Впоследствии он объясняет это тем, что привык всегда заботиться в первую голову о любимых существах, а потом уж о себе. "Кое‑как, да как‑нибудь. Сам я всегда на втором плане".
— Да, милочка, — закончила свою речь Маргарита Николаевна. — Никогда не браните бабников и бойтесь однолюбов.
Покинутая подумала, вздохнула и спросила с сомнением:
— А может быть, мне влюбиться в Шуриного мужа? Я ему нравлюсь.
— В дурака Митеньку? Ну, милая, таких штук никогда делать не следует. Это грех прямо против десятой заповеди.
— Как десятой? Седьмой. Не прелюби‑то в седьмой.
— В седьмой — там вообще, а в десятой прямо указывается: "не пожелай себе осла ближнего твоего". Увлечь Митеньку! Да ведь это все равно, что с чужого двора осла свести. Некрасиво.
— Так как же… — снова начала покинутая. Но Маргарита Николаевна остановила ее властным жестом и сказала проникновенно:
— Плюнь.
МУДРЫЙ ЧЕЛОВЕК
Тощий, длинный, голова узкая, плешивая, выражение лица мудрое.
Говорит только на темы практические, без шуточек, прибауточек, без улыбочек. Если и усмехнется, так непременно иронически, оттянув углы рта книзу.
Занимает в эмиграции положение скромное: торгует вразнос духами и селедками. Духи пахнут селедками, селедки — духами.
Торгует плохо. Убеждает неубедительно:
— Духи скверные? Так ведь дешево. За эти самые духи в магазине шестьдесят франчков отвалите, а у меня девять. А плохо пахнут, так вы живо принюхаетесь. И не к такому человек привыкает.
— Что? Селедка одеколоном пахнет? Это ее вкусу не вредит. Мало что. Вот немцы, говорят, такой сыр едят, что покойником пахнет. А ничего. Не обижаются. Затошнит? Не знаю, никто не жаловался. От тошноты тоже никто не помирал. Никто не жаловался, что помирал.
Сам серый, брови рыжие. Рыжие и шевелятся. Любил рассказывать о своей жизни. Понимаю, что жизнь его являет образец поступков, осмысленных и правильных. Рассказывая, он поучает и одновременно выказывает недоверие к вашей сообразительности и восприимчивости.
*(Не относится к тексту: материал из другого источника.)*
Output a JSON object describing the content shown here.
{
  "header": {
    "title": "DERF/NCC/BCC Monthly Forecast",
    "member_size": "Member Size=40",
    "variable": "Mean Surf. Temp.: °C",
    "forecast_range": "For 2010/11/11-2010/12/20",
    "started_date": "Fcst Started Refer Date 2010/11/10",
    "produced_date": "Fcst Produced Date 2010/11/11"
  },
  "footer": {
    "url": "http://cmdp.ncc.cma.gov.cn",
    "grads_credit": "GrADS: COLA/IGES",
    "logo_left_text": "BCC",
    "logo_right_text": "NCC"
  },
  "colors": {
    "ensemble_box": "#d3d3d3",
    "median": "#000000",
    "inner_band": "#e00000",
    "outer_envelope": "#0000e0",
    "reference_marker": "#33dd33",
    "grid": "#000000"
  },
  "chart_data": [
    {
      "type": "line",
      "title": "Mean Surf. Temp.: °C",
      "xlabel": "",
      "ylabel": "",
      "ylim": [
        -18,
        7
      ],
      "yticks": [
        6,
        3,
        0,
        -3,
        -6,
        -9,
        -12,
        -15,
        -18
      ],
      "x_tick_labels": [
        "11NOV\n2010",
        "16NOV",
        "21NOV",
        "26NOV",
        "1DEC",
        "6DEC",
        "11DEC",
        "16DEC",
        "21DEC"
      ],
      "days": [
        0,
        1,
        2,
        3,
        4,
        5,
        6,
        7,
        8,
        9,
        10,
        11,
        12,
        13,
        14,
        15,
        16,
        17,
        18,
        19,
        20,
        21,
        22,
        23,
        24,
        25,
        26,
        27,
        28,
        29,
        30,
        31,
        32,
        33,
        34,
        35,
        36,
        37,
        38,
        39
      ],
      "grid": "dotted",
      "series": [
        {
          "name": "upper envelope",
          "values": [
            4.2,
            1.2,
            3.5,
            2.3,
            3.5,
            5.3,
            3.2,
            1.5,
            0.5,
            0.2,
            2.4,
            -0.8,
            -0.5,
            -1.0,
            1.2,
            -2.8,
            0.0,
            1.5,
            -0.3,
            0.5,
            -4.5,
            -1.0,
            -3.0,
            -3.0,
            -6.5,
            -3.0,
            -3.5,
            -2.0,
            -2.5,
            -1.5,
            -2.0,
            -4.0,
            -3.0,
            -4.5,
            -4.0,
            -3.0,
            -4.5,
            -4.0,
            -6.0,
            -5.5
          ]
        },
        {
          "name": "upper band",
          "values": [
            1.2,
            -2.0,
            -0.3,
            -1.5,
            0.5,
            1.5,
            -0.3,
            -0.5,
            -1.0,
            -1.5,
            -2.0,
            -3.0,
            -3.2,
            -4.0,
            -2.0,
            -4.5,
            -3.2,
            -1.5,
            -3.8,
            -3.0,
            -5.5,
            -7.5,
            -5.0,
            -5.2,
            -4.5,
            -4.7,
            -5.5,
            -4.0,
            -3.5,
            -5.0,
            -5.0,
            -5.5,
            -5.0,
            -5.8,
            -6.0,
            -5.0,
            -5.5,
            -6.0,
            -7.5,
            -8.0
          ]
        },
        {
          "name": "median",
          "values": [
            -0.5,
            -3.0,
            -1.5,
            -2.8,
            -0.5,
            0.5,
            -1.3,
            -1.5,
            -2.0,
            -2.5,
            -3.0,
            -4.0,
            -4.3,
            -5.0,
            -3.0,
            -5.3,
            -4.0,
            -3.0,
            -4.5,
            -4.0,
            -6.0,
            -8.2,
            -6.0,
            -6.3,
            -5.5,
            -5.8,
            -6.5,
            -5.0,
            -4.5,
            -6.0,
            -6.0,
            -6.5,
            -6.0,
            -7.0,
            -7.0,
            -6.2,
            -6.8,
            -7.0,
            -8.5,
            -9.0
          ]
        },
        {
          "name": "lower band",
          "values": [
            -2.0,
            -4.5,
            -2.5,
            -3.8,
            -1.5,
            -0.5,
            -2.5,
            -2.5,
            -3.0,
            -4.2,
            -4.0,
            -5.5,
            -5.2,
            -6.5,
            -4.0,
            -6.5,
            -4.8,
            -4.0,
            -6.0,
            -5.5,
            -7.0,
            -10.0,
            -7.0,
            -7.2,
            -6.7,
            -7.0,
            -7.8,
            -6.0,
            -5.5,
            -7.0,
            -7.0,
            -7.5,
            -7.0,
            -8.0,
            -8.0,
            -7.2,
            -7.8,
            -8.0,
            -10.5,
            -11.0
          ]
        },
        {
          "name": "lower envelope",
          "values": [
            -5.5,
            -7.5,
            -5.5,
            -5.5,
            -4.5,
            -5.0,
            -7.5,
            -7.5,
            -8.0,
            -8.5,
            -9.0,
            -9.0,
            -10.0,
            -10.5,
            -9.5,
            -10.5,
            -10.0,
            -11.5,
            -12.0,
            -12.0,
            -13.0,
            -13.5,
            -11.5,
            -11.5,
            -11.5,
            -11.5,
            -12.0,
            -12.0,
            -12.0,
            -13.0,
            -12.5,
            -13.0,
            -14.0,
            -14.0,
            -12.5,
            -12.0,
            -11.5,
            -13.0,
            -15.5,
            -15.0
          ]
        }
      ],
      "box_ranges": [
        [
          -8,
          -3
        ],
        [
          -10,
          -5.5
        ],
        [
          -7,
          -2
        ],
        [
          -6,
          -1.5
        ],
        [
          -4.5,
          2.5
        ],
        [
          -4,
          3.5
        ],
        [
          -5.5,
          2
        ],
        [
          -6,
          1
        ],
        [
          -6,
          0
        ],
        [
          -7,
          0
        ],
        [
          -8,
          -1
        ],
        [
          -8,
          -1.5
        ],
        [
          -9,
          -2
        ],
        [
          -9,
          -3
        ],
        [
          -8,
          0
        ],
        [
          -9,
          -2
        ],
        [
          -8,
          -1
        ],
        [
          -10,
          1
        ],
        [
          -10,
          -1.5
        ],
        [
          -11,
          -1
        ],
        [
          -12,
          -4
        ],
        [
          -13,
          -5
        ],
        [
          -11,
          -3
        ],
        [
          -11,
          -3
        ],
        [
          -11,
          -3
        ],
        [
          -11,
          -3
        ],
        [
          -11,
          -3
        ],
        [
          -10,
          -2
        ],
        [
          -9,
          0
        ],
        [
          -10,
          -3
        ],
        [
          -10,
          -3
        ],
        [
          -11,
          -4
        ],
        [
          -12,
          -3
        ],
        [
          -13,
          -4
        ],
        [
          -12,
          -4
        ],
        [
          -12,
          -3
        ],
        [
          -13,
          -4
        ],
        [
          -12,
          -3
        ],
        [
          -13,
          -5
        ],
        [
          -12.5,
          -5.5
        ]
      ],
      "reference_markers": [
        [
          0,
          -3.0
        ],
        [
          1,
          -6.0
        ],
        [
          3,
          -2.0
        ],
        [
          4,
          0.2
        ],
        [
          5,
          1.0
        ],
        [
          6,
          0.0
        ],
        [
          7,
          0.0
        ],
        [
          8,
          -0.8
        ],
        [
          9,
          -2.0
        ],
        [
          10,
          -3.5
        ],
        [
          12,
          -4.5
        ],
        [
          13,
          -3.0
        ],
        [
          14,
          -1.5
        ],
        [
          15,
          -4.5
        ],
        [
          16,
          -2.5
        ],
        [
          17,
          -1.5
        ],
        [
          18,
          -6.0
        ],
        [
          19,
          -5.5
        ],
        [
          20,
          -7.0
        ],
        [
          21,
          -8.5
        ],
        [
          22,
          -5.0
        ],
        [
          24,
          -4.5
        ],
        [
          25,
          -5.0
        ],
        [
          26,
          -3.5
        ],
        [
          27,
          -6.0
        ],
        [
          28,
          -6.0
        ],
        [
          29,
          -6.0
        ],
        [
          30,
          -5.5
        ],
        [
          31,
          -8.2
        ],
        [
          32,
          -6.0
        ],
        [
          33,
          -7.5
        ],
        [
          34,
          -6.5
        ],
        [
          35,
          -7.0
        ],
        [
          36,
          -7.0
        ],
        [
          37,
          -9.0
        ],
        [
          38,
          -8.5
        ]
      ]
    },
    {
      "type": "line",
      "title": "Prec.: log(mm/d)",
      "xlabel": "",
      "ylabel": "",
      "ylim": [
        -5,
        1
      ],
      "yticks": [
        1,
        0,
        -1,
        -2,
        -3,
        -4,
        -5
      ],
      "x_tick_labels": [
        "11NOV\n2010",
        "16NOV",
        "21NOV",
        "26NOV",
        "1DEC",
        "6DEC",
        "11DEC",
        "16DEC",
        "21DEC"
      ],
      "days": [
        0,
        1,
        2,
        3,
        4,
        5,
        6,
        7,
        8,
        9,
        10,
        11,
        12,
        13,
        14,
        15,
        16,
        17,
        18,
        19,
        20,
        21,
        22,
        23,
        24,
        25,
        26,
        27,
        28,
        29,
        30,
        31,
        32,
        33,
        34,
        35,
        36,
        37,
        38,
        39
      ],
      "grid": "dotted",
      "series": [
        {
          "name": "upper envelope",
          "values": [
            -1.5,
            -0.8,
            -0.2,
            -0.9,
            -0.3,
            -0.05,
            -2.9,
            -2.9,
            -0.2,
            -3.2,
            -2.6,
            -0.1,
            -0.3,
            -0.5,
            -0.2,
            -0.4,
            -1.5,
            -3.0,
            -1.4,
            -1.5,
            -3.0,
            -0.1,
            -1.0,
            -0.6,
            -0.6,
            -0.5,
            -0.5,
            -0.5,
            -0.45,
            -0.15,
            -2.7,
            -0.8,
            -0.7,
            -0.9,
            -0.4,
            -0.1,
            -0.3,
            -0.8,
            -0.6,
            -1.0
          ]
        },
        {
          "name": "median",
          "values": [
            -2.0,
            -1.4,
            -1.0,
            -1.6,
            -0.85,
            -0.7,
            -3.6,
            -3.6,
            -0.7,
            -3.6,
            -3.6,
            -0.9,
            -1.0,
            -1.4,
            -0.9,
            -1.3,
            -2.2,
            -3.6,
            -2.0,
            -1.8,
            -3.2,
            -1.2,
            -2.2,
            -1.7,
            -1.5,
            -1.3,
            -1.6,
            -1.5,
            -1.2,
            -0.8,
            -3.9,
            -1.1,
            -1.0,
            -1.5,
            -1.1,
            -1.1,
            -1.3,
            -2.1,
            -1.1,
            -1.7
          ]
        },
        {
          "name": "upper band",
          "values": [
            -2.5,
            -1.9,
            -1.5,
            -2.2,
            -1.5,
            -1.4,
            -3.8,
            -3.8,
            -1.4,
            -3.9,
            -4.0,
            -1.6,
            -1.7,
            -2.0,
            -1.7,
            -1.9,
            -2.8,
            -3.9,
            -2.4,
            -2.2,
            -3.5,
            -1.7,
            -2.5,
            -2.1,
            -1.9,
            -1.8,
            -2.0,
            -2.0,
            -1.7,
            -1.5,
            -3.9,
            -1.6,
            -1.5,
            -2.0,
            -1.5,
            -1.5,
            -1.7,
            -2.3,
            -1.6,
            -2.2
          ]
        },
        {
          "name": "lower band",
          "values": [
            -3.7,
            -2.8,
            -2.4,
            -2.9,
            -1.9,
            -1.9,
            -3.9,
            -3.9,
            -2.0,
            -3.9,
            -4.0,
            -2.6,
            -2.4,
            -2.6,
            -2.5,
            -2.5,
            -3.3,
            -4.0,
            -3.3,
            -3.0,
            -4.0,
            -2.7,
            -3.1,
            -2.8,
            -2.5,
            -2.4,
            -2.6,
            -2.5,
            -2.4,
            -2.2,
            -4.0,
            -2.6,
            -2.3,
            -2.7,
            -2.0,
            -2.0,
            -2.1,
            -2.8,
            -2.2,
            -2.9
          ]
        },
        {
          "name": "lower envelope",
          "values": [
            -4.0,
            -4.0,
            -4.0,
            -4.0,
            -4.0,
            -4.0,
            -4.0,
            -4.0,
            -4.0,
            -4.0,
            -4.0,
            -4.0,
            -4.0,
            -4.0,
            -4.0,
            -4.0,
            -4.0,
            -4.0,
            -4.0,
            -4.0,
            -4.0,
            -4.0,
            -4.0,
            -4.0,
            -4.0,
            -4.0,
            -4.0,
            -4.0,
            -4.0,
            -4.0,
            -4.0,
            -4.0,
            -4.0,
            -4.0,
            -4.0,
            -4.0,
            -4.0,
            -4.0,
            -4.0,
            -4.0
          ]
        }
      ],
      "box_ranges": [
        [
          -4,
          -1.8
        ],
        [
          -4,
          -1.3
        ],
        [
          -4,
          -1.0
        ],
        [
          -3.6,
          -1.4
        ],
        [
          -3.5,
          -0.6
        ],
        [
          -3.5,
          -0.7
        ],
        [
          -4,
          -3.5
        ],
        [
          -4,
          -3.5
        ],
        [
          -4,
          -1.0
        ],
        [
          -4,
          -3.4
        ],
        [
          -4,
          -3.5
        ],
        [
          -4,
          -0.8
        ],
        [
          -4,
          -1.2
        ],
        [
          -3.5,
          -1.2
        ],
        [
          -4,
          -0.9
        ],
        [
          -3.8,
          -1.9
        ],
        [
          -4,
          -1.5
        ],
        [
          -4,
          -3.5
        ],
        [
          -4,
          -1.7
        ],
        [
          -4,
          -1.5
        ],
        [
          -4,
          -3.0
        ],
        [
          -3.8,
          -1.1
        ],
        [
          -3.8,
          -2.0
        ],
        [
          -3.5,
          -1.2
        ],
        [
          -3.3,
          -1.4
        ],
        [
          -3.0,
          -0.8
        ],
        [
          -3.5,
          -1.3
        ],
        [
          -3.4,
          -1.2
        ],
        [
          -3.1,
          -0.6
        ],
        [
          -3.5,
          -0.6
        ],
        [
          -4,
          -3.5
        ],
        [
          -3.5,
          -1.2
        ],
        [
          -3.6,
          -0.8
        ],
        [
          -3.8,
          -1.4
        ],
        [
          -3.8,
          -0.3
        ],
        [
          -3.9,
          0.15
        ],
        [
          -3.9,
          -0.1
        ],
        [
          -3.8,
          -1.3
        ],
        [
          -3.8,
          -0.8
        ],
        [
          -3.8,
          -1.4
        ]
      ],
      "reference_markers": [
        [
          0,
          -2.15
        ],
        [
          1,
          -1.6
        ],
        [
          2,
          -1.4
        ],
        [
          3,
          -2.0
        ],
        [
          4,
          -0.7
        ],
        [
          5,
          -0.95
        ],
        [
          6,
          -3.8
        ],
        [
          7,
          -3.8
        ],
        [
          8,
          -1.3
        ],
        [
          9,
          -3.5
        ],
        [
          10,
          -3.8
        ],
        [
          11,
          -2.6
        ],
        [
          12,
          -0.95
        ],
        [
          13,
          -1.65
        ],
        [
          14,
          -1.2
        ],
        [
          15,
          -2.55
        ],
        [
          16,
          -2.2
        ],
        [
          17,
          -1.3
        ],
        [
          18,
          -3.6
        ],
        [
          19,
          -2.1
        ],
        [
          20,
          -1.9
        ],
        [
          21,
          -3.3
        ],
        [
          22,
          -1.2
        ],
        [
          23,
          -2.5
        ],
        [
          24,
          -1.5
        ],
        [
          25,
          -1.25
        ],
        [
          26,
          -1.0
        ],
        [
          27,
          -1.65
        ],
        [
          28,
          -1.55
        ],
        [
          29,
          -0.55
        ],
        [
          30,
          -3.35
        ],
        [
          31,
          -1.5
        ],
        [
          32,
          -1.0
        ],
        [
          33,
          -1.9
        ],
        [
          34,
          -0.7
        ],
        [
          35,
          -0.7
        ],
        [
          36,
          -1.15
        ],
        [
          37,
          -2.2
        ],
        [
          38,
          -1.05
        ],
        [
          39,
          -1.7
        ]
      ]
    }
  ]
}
— Фамилия наша Вурюгин. Не Ворюгин, как многие позволяют себе шутить, а именно Вурюгин, от совершенно неизвестного корня. Жили мы в Таганроге. Так жили, что ни один француз, даже в воображении, не может иметь такой жизни. Шесть лошадей, две коровы. Огород, угодья. Лавку отец держал. Чего? Да все было. Хочешь кирпичу — получай кирпичу. Хочешь постного масла — изволь масла. Хочешь бараний тулуп — получай тулуп. Даже готовое платье было. Да какое! Не то что здесь — год поносил, все залоснится. У нас такие материалы были, какие здесь и во сне не снились. Крепкие, с ворсом. И фасоны ловкие, широкие, любой артист наденет — не прогадает. Модные. Здесь у них насчет моды, надо сказать, слабовато. Выставили летом сапоги коричневой кожи. Ах — ах! во всех магазинах, ах — ах, последняя мода. Ну, я хожу, смотрю, да только головой качаю. Я такие точно сапоги двадцать лет тому назад в Таганроге носил. Вон когда. Двадцать лет тому назад, а к ним сюда мода только сейчас докатилась. Модники, нечего сказать.